My fruit is falling, my fruit is falling!!!!! Getting close


----------



## fatbloke (May 11, 2011)

Paulc said:


> My fruit is falling, my fruit is falling!!!!! Getting close


Don't get too keen, it's usually the raisins that take a while. But stick with it. IMO it's worth the effort.


----------



## Paulc (May 18, 2011)

*fizzy mead?*

So all my fruit had dropped except maybe 3 raisins so I went ahead and bottled tonight. I have almost a full 750 mil bottle from the bottom of the jug that I need to let settle a couple days before I bottle it. It is definitely cloudy. Well, I decided to put an airlock on it and pump it out to protect it from oxidation and it almost looked like bottle of ginger ale as gas began to come out of solution. I probably pumped for fully a minute, maybe longer before the outgassing slowed down. 

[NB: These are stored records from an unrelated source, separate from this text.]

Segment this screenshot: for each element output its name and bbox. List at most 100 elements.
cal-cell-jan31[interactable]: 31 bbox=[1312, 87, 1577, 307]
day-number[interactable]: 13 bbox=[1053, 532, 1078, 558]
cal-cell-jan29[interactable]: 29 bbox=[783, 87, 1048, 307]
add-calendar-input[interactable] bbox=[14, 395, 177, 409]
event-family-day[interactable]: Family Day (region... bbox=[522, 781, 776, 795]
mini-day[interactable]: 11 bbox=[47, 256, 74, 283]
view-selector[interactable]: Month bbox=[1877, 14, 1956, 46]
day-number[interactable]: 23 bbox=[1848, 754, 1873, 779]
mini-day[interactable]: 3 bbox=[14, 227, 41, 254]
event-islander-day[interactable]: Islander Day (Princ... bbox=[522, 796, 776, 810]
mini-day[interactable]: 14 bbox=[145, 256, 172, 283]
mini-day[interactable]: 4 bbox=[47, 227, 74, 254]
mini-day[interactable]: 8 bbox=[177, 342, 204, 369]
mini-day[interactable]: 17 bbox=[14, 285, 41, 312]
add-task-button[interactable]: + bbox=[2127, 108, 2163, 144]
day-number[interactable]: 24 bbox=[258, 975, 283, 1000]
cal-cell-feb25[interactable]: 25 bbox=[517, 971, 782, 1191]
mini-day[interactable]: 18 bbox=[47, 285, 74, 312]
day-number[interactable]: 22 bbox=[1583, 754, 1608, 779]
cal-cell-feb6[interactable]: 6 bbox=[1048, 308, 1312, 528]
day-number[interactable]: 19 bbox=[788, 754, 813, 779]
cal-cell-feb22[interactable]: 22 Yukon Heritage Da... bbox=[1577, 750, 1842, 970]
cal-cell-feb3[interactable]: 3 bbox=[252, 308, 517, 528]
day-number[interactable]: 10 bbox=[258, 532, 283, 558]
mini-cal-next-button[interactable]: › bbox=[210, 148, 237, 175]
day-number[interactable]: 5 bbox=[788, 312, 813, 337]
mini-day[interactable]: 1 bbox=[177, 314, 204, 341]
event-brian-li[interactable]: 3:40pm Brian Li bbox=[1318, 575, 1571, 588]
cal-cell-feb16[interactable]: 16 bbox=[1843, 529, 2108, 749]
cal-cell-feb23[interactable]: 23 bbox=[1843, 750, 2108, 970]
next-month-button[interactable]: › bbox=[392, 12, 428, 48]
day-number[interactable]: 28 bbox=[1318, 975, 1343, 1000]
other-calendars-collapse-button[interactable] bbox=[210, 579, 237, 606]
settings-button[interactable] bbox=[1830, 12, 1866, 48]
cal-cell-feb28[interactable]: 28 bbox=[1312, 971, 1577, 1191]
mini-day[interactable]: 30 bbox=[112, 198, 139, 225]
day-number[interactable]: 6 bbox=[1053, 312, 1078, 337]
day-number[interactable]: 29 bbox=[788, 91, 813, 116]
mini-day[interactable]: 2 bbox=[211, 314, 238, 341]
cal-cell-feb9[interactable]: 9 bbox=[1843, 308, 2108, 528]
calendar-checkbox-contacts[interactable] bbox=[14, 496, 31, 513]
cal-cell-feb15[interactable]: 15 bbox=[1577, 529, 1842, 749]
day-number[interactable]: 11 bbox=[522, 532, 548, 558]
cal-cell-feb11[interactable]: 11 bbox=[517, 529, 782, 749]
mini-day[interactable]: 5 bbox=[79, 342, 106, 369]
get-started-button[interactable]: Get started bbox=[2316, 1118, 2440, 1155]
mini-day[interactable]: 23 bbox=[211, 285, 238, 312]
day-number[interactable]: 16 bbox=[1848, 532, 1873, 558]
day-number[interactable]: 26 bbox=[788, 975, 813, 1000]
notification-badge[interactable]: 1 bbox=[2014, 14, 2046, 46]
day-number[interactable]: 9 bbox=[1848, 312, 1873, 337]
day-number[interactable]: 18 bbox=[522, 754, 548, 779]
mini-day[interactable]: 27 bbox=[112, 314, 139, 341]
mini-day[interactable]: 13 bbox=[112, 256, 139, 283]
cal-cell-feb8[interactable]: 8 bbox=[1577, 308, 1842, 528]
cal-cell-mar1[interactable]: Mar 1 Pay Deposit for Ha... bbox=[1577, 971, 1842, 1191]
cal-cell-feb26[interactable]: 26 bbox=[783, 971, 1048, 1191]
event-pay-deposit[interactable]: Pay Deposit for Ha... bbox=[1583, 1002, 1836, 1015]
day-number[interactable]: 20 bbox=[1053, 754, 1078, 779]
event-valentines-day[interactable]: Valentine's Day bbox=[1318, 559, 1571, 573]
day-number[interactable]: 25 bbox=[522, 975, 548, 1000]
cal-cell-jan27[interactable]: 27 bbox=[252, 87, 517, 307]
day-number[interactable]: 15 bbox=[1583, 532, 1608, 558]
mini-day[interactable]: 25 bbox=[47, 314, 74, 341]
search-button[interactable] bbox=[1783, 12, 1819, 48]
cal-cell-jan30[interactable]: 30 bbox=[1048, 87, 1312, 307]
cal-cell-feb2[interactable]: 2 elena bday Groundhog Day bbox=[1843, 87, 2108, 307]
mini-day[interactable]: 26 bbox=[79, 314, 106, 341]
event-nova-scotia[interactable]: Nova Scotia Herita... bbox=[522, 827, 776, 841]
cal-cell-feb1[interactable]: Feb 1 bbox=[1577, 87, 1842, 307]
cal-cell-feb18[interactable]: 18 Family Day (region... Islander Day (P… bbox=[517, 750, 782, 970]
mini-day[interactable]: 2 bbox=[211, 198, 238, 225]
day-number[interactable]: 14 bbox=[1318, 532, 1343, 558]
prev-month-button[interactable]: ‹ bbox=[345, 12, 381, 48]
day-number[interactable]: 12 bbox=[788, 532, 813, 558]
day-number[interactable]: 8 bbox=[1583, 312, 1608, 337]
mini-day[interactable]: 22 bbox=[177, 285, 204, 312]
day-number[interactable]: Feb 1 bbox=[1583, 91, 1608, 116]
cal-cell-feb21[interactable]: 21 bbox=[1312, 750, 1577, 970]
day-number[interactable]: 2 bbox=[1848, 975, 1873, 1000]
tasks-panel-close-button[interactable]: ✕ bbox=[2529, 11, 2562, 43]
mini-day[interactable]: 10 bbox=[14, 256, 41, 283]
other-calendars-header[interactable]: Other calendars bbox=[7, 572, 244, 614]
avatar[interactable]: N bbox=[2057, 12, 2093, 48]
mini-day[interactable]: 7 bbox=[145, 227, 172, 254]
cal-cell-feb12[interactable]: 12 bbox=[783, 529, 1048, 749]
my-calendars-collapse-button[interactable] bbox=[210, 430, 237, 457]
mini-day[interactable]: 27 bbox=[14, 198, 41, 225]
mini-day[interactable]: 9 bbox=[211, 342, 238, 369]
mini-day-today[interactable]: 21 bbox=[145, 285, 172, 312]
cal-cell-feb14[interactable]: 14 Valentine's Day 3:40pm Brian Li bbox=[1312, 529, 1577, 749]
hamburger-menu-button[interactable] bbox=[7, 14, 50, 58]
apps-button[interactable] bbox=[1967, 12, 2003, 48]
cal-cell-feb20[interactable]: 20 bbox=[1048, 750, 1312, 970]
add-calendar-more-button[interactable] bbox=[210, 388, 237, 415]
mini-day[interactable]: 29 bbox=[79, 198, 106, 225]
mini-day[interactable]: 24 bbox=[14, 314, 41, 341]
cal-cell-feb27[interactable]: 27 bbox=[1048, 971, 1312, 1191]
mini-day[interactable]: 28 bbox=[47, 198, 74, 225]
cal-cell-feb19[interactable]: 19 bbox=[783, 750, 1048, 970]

Do I need to be concerned? Or is that to be expected? Thanks, the mead tastes great if a little unique compared to what I am used to drinking. It will be cool to try a bottle in 6 months and then next spring. I have one 750 ml, 3 beer bottles capped and 3 250 ml bottles, plus the almost full 750 in the fridge settling out.

TIA, paulc


----------



## fatbloke (May 18, 2011)

Ha ha! it always amazes me just how much CO2 a "still" wine (or mead) can contain.

Me? I usually just use a 1 or 2 litre soda/pop plastic bottle to resettle the last of the lees, then gently cut the top off when its time to rack those last drops....... as I don't then have to mess about with taking my racking cane apart.

Either way you should be able to see where the tube sits once its settled to be able to rack the rest with pulling any sediment through. Minimizing the racking loses.

Oh, and if you got a good amount of CO2 out from the lees bottle, you'll be able to do a comparison of the taste, to know if you prefer degassed mead. Then you know if you need to degas the other bottles or not.


----------